[BioC] DEXSeq continous variable in model
Alejandro Reyes
alejandro.reyes at embl.de
Fri Aug 1 11:29:56 CEST 2014
Dear Alex Gutteridge,
Thanks for your detailed e-mails and sorry for the delay in the reply.
About the fact that you do get significant hits if you specify factors
instead of your continuous variable, Is it a thresholding effect or the
exons that you detect when specifying the factorial design have large
p-values with the continuous design?
About the exon fold changes error, this function does not support
continuous variables. I am unsure how would a fold change be with a
continuous variable? I would maybe partition the "Age" into more than 2
factors based on e.g. quantiles or simply make plots like the one you
showed!
Bests,
Alejandro Reyes
> On 30-07-2014 10:13, Alex Gutteridge wrote:
>> On 29-07-2014 10:00, Alex Gutteridge wrote:
>>> Hi,
>>>
>>> I have a time course RNASeq experiment and I'd like to detect DEU
>>> between early and late stages. I am trying to use 'Age' as a
>>> continuous variable in my design, but I'm getting an error which I
>>> suspect is related to this e.g:
>>>
>>>> summary(sample.data.ipsc[,1:6])
>>> Sample CellType Subtype Donor Age
>>> Length:28 iPSC:28 iPSC :28 4555 :28 Min. : 2.000
>>> Class :character HBR : 0 D4721 : 0 1st Qu.: 4.000
>>> Mode :character L2 : 0 D4749 : 0 Median : 8.000
>>> L3 : 0 D6002 : 0 Mean : 7.821
>>> L4 : 0 D6005 : 0 3rd Qu.:10.500
>>> L5 : 0 D6008 : 0 Max. :14.000
>>> (Other): 0 (Other): 0
>>> Passage
>>> 42:3
>>> 48:7
>>> 49:5
>>> 52:6
>>> 56:7
>>>
>>>> dxd = DEXSeqDataSetFromHTSeq(countFiles,
>>> sampleData=sample.data.ipsc,
>>> design= ~ sample + exon + Age:exon,
>>> flattenedfile=flattenedFile)
>>>
>>>> BPPARAM = MulticoreParam(workers=24)
>>>
>>>> dxd = estimateSizeFactors(dxd)
>>>> dxd = estimateDispersions(dxd, BPPARAM=BPPARAM)
>>>> dxd = testForDEU(dxd, BPPARAM=BPPARAM)
>>>> dxd = estimateExonFoldChanges(dxd, fitExpToVar="Age", BPPARAM=BPPARAM)

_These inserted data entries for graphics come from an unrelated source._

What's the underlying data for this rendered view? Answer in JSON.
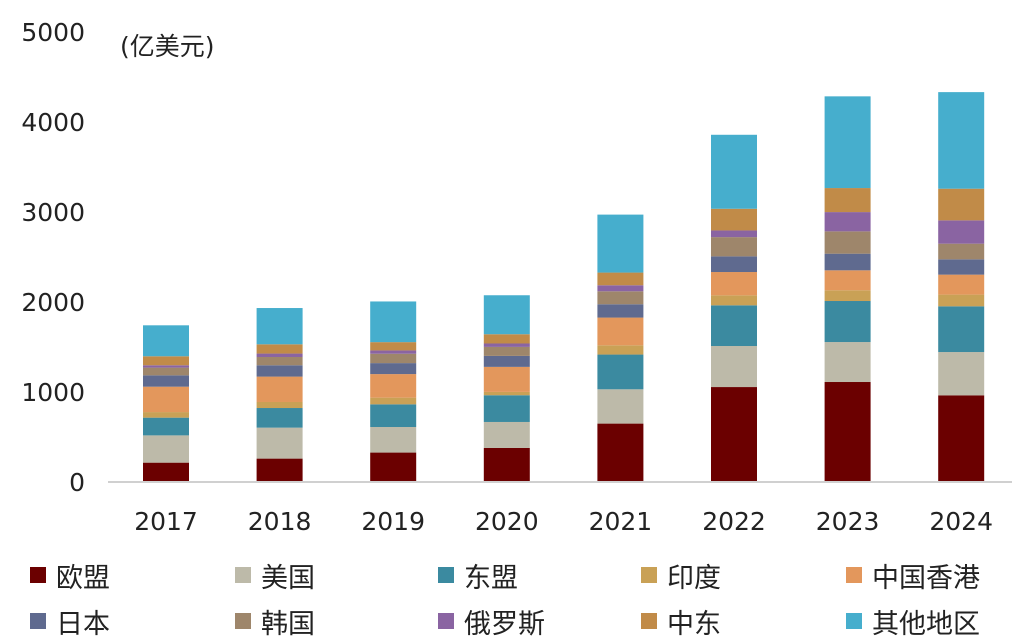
{
  "chart_data": {
    "type": "bar",
    "stacked": true,
    "title": "",
    "unit_label": "(亿美元)",
    "xlabel": "",
    "ylabel": "(亿美元)",
    "ylim": [
      0,
      5000
    ],
    "yticks": [
      0,
      1000,
      2000,
      3000,
      4000,
      5000
    ],
    "grid": false,
    "legend_position": "bottom",
    "categories": [
      "2017",
      "2018",
      "2019",
      "2020",
      "2021",
      "2022",
      "2023",
      "2024"
    ],
    "series": [
      {
        "name": "欧盟",
        "color": "#6b0000",
        "values": [
          215,
          260,
          327,
          378,
          649,
          1055,
          1111,
          963
        ]
      },
      {
        "name": "美国",
        "color": "#bdbaa9",
        "values": [
          303,
          344,
          284,
          289,
          381,
          456,
          444,
          481
        ]
      },
      {
        "name": "东盟",
        "color": "#3b8aa0",
        "values": [
          197,
          218,
          252,
          297,
          386,
          452,
          456,
          508
        ]
      },
      {
        "name": "印度",
        "color": "#c9a156",
        "values": [
          62,
          67,
          74,
          37,
          103,
          111,
          119,
          130
        ]
      },
      {
        "name": "中国香港",
        "color": "#e3975c",
        "values": [
          282,
          282,
          262,
          278,
          308,
          259,
          222,
          222
        ]
      },
      {
        "name": "日本",
        "color": "#5f6a8f",
        "values": [
          126,
          126,
          122,
          122,
          148,
          174,
          185,
          170
        ]
      },
      {
        "name": "韩国",
        "color": "#9e866b",
        "values": [
          86,
          92,
          104,
          100,
          144,
          214,
          248,
          174
        ]
      },
      {
        "name": "俄罗斯",
        "color": "#8a64a2",
        "values": [
          26,
          38,
          37,
          38,
          67,
          74,
          214,
          259
        ]
      },
      {
        "name": "中东",
        "color": "#c18b48",
        "values": [
          100,
          103,
          92,
          103,
          141,
          241,
          267,
          352
        ]
      },
      {
        "name": "其他地区",
        "color": "#46aecd",
        "values": [
          344,
          403,
          452,
          433,
          644,
          822,
          1019,
          1073
        ]
      }
    ]
  }
}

>>> Error: 8346 errors; first error:
>>> Error in FUN(1:3[[1L]], ...): Non-factor in model frame
>>>
>>> For more information, use bplasterror(). To resume calculation, re-call
>>> the function and set the argument 'BPRESUME' to TRUE or wrap the
>>> previous call in bpresume().
>>>
>>> First traceback:
>>> 31: estimateExonFoldChanges(dxd, fitExpToVar = "Age", BPPARAM =
>>> BPPARAM)
>>> 30: bplapply(testablegenes, geteffects, BPPARAM = BPPARAM)
>>> 29: bplapply(testablegenes, geteffects, BPPARAM = BPPARAM)

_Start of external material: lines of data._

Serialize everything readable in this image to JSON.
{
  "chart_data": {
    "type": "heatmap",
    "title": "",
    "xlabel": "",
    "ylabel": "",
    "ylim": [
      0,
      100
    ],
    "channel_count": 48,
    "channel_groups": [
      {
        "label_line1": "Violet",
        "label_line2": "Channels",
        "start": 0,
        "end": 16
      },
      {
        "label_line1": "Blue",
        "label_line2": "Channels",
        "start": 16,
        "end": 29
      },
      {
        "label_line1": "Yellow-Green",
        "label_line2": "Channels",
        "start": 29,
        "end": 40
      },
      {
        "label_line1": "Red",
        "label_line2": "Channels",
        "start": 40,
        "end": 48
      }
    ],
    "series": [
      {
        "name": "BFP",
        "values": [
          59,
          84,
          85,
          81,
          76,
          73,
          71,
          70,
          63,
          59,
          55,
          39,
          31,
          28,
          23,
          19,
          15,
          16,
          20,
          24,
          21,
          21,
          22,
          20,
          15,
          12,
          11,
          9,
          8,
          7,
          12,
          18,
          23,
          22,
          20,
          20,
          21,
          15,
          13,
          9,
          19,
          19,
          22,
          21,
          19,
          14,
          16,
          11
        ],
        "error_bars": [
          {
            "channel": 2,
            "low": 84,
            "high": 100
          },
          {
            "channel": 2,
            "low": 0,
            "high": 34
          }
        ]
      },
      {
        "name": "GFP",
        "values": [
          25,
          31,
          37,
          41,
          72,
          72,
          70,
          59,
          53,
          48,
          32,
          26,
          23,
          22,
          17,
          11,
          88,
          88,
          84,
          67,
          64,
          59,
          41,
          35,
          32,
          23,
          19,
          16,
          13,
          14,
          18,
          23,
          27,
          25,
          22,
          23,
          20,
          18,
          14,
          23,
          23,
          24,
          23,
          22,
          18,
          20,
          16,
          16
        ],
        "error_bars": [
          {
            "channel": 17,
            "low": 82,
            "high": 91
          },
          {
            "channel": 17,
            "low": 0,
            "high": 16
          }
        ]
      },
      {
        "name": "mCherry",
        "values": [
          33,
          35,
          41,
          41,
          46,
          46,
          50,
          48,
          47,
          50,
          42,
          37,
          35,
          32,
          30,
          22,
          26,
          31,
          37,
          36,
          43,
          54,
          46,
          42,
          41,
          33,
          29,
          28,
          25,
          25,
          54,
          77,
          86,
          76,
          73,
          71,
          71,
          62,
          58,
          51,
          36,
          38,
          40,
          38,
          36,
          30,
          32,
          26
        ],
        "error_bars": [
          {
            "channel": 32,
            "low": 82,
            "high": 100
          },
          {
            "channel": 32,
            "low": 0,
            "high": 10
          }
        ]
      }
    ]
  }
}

>>> 28: mclapply(X = X, FUN = FUN, ..., mc.set.seed = BPPARAM$setSeed,
>>> mc.silent = !BPPARAM$verbose, mc.cores = bpworkers(BPPARAM),
>>> mc.cleanup = if (BPPARAM$cleanup) BPPARAM$cleanupSignal
>>> else FALSE)
>>> 27: lapply(seq_len(cores), inner.do)
>>> 26: lapply(seq_len(cores), inner.do)
>>> 25: FUN(1:24[[1L]], ...)
>>> 24: sendMaster(try(lapply(X = S, FUN = FUN, ...), silent = TRUE))
>>> 23: parallel:::sendMaster(...)
>>> 22: try(lapply(X = S, FUN = FUN, ...), silent = TRUE)
>>> 21: tryCatch(expr, error = function(e)
>>>
>>> Can DEXSeq accept a model with a continuous variable? Does it make
>>> sense to do so? (I do the same thing with DESeq2 to detected DE and it
>>> works fine). Is this error due to that? Note that all the other steps
>>> seem to run fine and I can get results (though I don't have many
>>> significant hits - not sure if this is related or not). If not what is
>>> best practice? Just split the data set into 'early' and 'late' samples
>>> and run that as a factor?
>>>
>>> Alex Gutteridge
>>
>> To sort of answer my own question: cutting the age vector into two
>> bins (early <8 weeks and late >8 weeks) and using that factor seems to
>> work and give many significant hits:
>>
>>> sample.data.ipsc$AgeBin = cut(sample.data.ipsc$Age,2)
>>
>>> dxd = DEXSeqDataSetFromHTSeq(countFiles,
>> sampleData=sample.data.ipsc,
>> design= ~ sample + exon + AgeBin:exon,
>> flattenedfile=flattenedFile)
>>
>>> BPPARAM = MulticoreParam(workers=12)
>>
>>> dxd = estimateSizeFactors(dxd)
>>> dxd = estimateDispersions(dxd, BPPARAM=BPPARAM)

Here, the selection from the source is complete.